La flota cruzó las nubes algunos meses después, un atardecer púrpura, los primeros días de septiembre. Coincidía justo con el inicio del curso escolar en España; millones de renacuajos regresaban a casa jadeantes a por sus bocatas de Nocilla cuando, por todas partes, furiosas trompetas resonaron con el siguiente mensaje: 𒄆𖤍𒂝𒂝𒋨. Los padres, sin embargo, las madres -ambos de cuales hay en nuestro país importantes cantidades-, enfrascados como estaban en la compra de innumerables libros y carpetas, agendas, archivadores y material de todo tipo; en la selección del uniforme; de nuevo apenas si prestaron perezosa atención.
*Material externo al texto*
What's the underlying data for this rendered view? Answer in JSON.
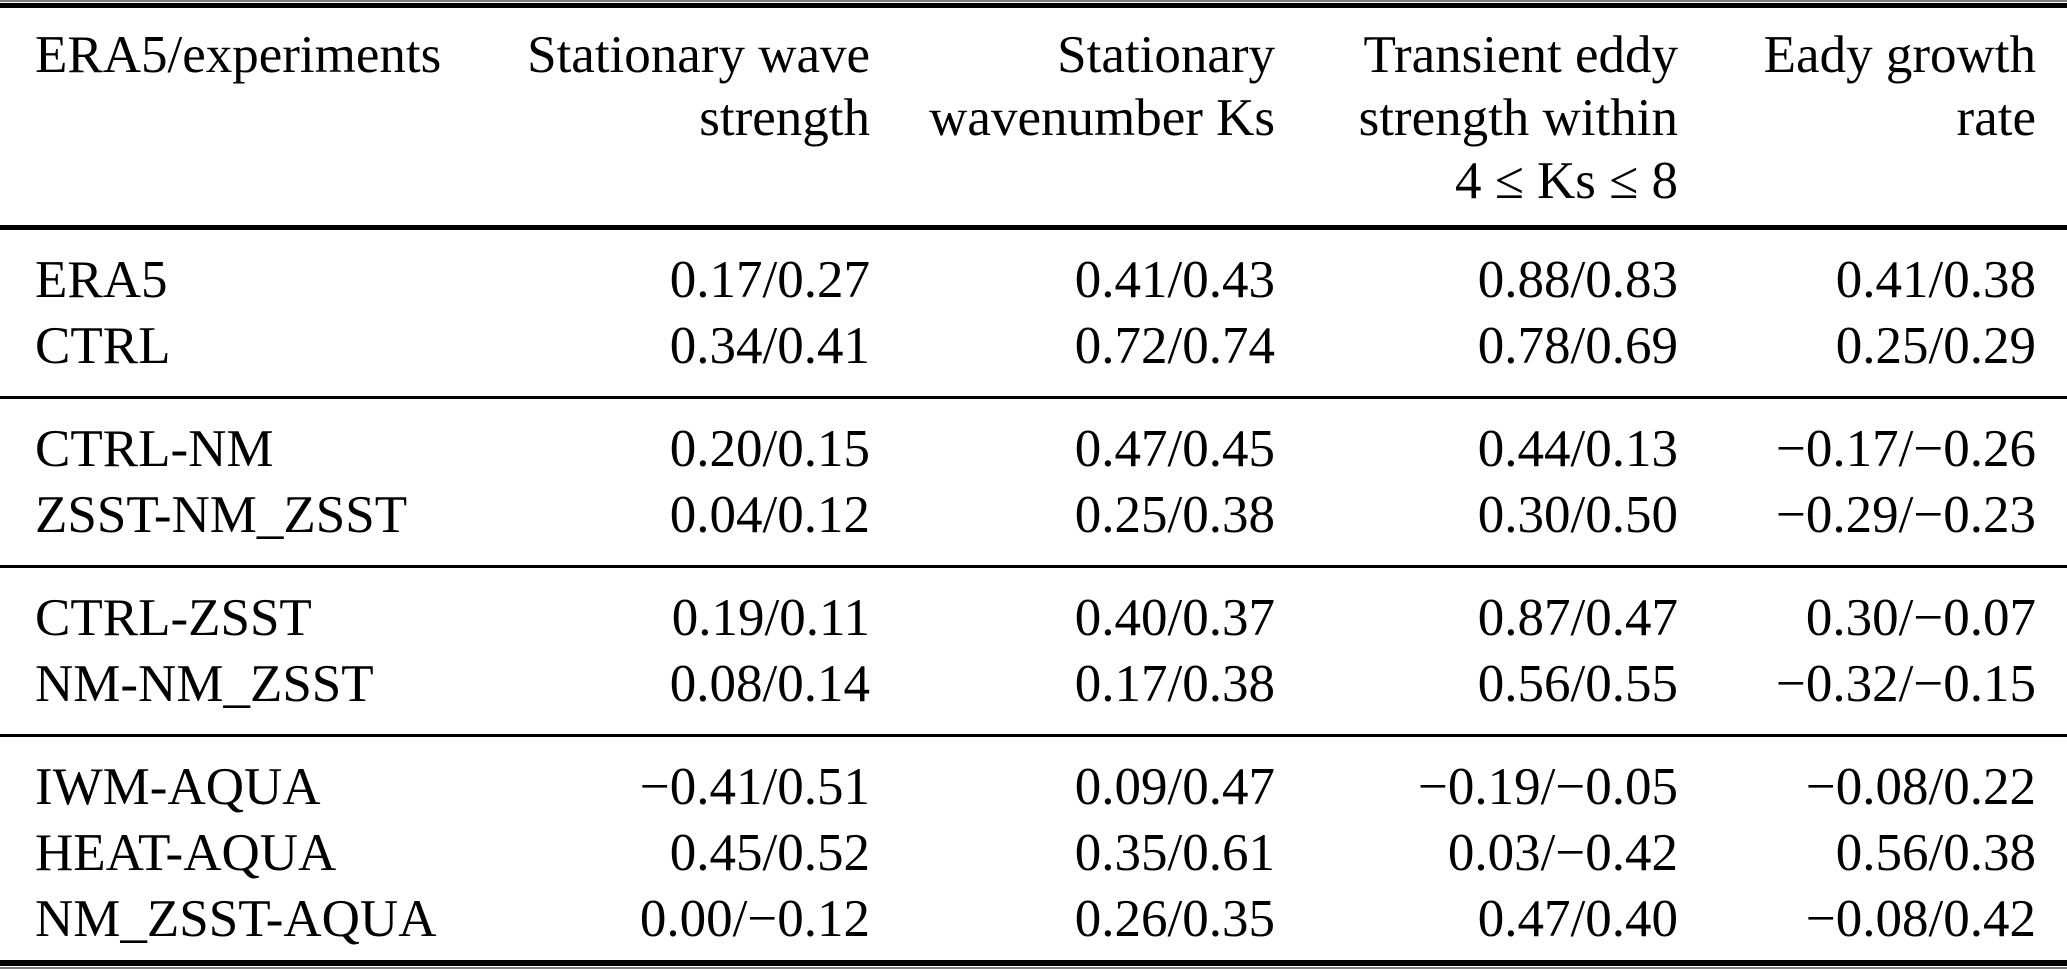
{
  "page": {
    "background": "#ffffff",
    "text_color": "#000000",
    "rule_color": "#000000"
  },
  "table": {
    "columns": [
      {
        "id": "experiments",
        "align": "left",
        "lines": [
          "ERA5/experiments"
        ]
      },
      {
        "id": "stationary-wave-strength",
        "align": "right",
        "lines": [
          "Stationary wave",
          "strength"
        ]
      },
      {
        "id": "stationary-wavenumber-ks",
        "align": "right",
        "lines": [
          "Stationary",
          "wavenumber Ks"
        ]
      },
      {
        "id": "transient-eddy-strength",
        "align": "right",
        "lines": [
          "Transient eddy",
          "strength within",
          "4 ≤ Ks ≤ 8"
        ]
      },
      {
        "id": "eady-growth-rate",
        "align": "right",
        "lines": [
          "Eady growth",
          "rate"
        ]
      }
    ],
    "groups": [
      {
        "rows": [
          {
            "label": "ERA5",
            "values": [
              "0.17/0.27",
              "0.41/0.43",
              "0.88/0.83",
              "0.41/0.38"
            ]
          },
          {
            "label": "CTRL",
            "values": [
              "0.34/0.41",
              "0.72/0.74",
              "0.78/0.69",
              "0.25/0.29"
            ]
          }
        ]
      },
      {
        "rows": [
          {
            "label": "CTRL-NM",
            "values": [
              "0.20/0.15",
              "0.47/0.45",
              "0.44/0.13",
              "−0.17/−0.26"
            ]
          },
          {
            "label": "ZSST-NM_ZSST",
            "values": [
              "0.04/0.12",
              "0.25/0.38",
              "0.30/0.50",
              "−0.29/−0.23"
            ]
          }
        ]
      },
      {
        "rows": [
          {
            "label": "CTRL-ZSST",
            "values": [
              "0.19/0.11",
              "0.40/0.37",
              "0.87/0.47",
              "0.30/−0.07"
            ]
          },
          {
            "label": "NM-NM_ZSST",
            "values": [
              "0.08/0.14",
              "0.17/0.38",
              "0.56/0.55",
              "−0.32/−0.15"
            ]
          }
        ]
      },
      {
        "rows": [
          {
            "label": "IWM-AQUA",
            "values": [
              "−0.41/0.51",
              "0.09/0.47",
              "−0.19/−0.05",
              "−0.08/0.22"
            ]
          },
          {
            "label": "HEAT-AQUA",
            "values": [
              "0.45/0.52",
              "0.35/0.61",
              "0.03/−0.42",
              "0.56/0.38"
            ]
          },
          {
            "label": "NM_ZSST-AQUA",
            "values": [
              "0.00/−0.12",
              "0.26/0.35",
              "0.47/0.40",
              "−0.08/0.42"
            ]
          }
        ]
      }
    ]
  }
}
Pronto los marcianos -en efecto, venían de Marte-, se habían hecho limpiamente con el control del sistema educativo, y en cuestión de unas semanas ya todos los niños dominaban el 𒐫, idioma intergaláctico que se hablaba por las orejas.
De ahí pasaron al resto del organigrama: universidades, secretarías, ministerios, y terminaron por ganar incluso las elecciones, con un 87% de los votos. Cada vez más gente conocía el 𒐫, por influjo de sus hijos, lo cual tuvo como efecto destacado el crecimiento del apéndice español, que ahora servía a una función mucho más activa, demandante. Como consecuencia de ello el turismo internacional se desplomó -en todo el mundo se nos conocía ya como orejudos, visión lejana del proverbial ligón de playa-, lo cual los marcianos subsanaron sin embargo con audacia mediante la apertura de zoológicos por todo el país, donde voluntariamente los orejudos mejor dotados lucían para el turista curioso su exuberante cartílago.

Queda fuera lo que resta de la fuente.